Targeting youthful drinkers

THE alcoholic beverage industry spends $1.8 billion a year on media advertising because ads do sell beer, wine, liquor, and new hybrid drinks like those sweet, fizzy alcopops.

TV ad campaigns, for instance, created the market for lite beer, as John Madden, Dick Butkus, and other sports icons frothed memorable slogans like: Everything you always wanted in a beer. And less.

A new national study suggests that society would benefit from less of a certain kind of alcoholic beverage advertising ads seen by underage drinkers.

The idea that ads do sell products may seem like pure Well, duh!

For years now, however, experts have sought scientific evidence on advertising s role in underage drinking.

Alcohol use by people under the legal drinking age of 21 causes barrels of trouble. People under 21 consume one out of every five drinks in the United States.

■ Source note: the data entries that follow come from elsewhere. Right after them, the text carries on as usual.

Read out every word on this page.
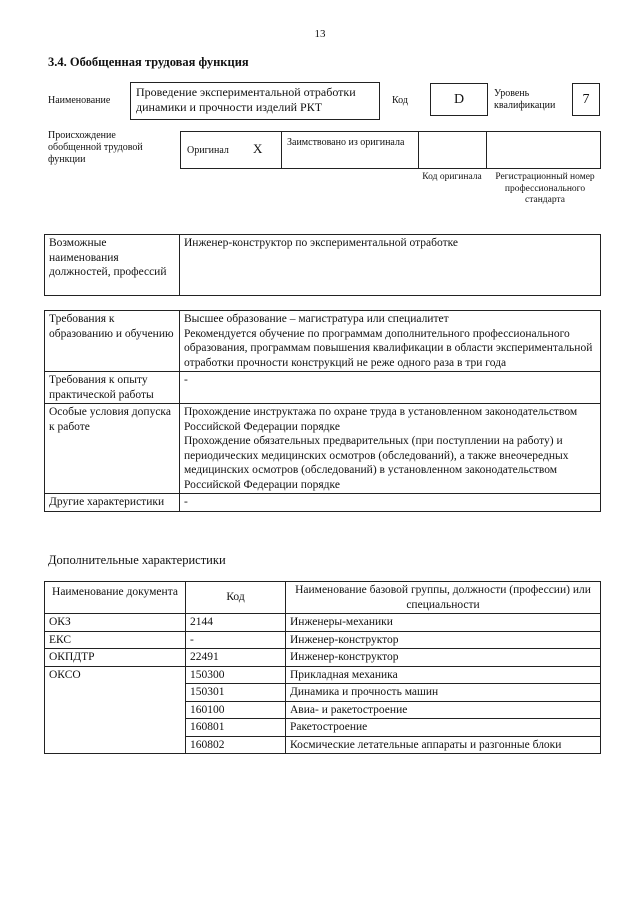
13
3.4. Обобщенная трудовая функция
Наименование
Проведение экспериментальной отработки динамики и прочности изделий РКТ	Код	D	Уровень квалификации	7
Происхождение обобщенной трудовой функции
Оригинал X Заимствовано из оригинала
Код оригинала	Регистрационный номер профессионального стандарта
Возможные наименования должностей, профессий	Инженер-конструктор по экспериментальной отработке
Требования к образованию и обучению	Высшее образование – магистратура или специалитет
Рекомендуется обучение по программам дополнительного профессионального образования, программам повышения квалификации в области экспериментальной отработки прочности конструкций не реже одного раза в три года

Требования к опыту практической работы	-

Особые условия допуска к работе	Прохождение инструктажа по охране труда в установленном законодательством Российской Федерации порядке
Прохождение обязательных предварительных (при поступлении на работу) и периодических медицинских осмотров (обследований), а также внеочередных медицинских осмотров (обследований) в установленном законодательством Российской Федерации порядке

Другие характеристики	-
Дополнительные характеристики
Наименование документа	Код	Наименование базовой группы, должности (профессии) или специальности
ОКЗ	2144	Инженеры-механики
ЕКС	-	Инженер-конструктор
ОКПДТР	22491	Инженер-конструктор
ОКСО	150300	Прикладная механика
	150301	Динамика и прочность машин
	160100	Авиа- и ракетостроение
	160801	Ракетостроение
	160802	Космические летательные аппараты и разгонные блоки
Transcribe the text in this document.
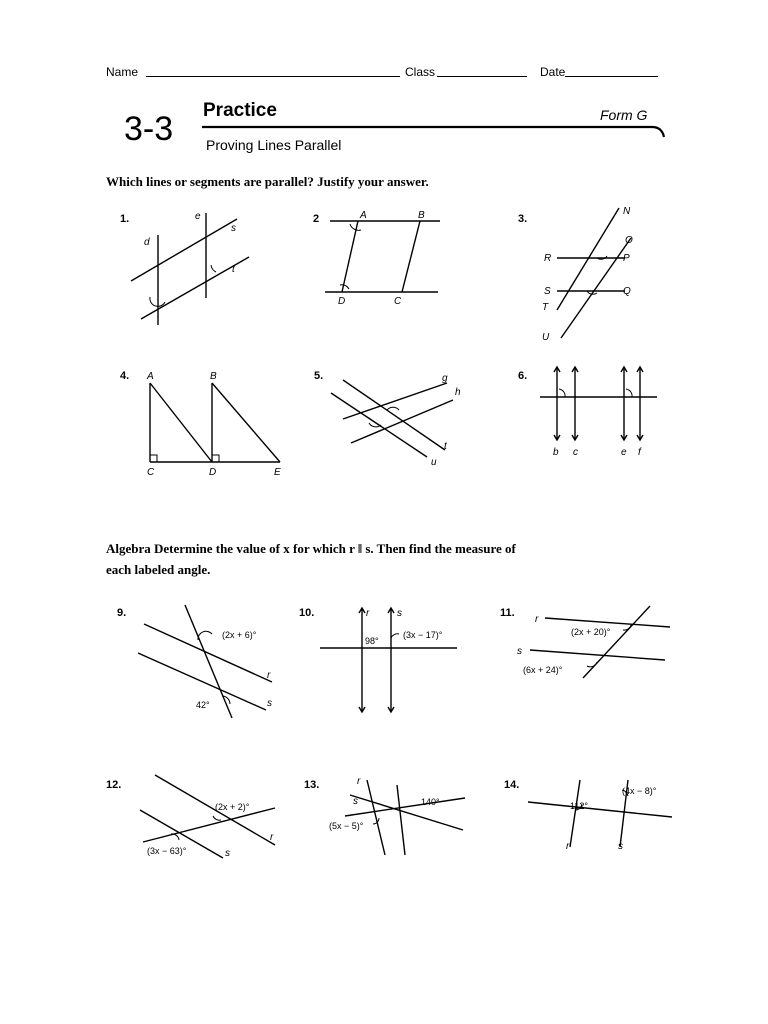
Name	Class	Date
3-3 Practice	Form G
Proving Lines Parallel
Which lines or segments are parallel? Justify your answer.
1.	e
s
d
t
2	A	B
D	C
3.
N
O
R	P
S	Q
T
U
4. A	B
C	D	E
5.	g
h
t
u
6.
b c	e f
Algebra Determine the value of x for which r ‖ s. Then find the measure of
each labeled angle.
9.
(2x + 6)°
r
42°	s
10.	r	s
98°
(3x − 17)°
11.
r
(2x + 20)°
s
(6x + 24)°
12.
(2x + 2)°
r
(3x − 63)°	s
13.	r
s	140°
(5x − 5)°
14.	(4x − 8)°
112°
r	s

These are not social drinkers, but bingers. About 90 per cent of underage drinkers guzzle drink after drink with the sole purpose of getting blitzed. The consequences include poor grades, risky sex, violent behavior, alcoholism, and more than 4,000 tragic deaths each year.

There have been plenty of hints that advertising does encourage underage drinking. Alcohol producers, like tobacco companies in an earlier era, questioned the link.

Much to its credit, however, the alcoholic beverage industry adopted a voluntary code requiring that at least 70 per cent of the audience for print, radio, and television ads consist of adults of legal drinking age.

The new study, headed by scientists at the University of Connecticut, concluded that alcohol advertising increases underage drinking.

Youths who saw more alcohol advertisements drank more.

Advertising is just one factor in a culture that directly and indirectly encourages irresponsible alcohol use among young people.

Drinking-age laws go unenforced, parents shirk their responsibility to educate children about alcohol, and college administrators tolerate alcohol-related debauchery.

However, it can be addressed quite easily. The alcoholic beverage industry has a golden opportunity to polish its reputation for responsible self-regulation by strengthening that advertising code.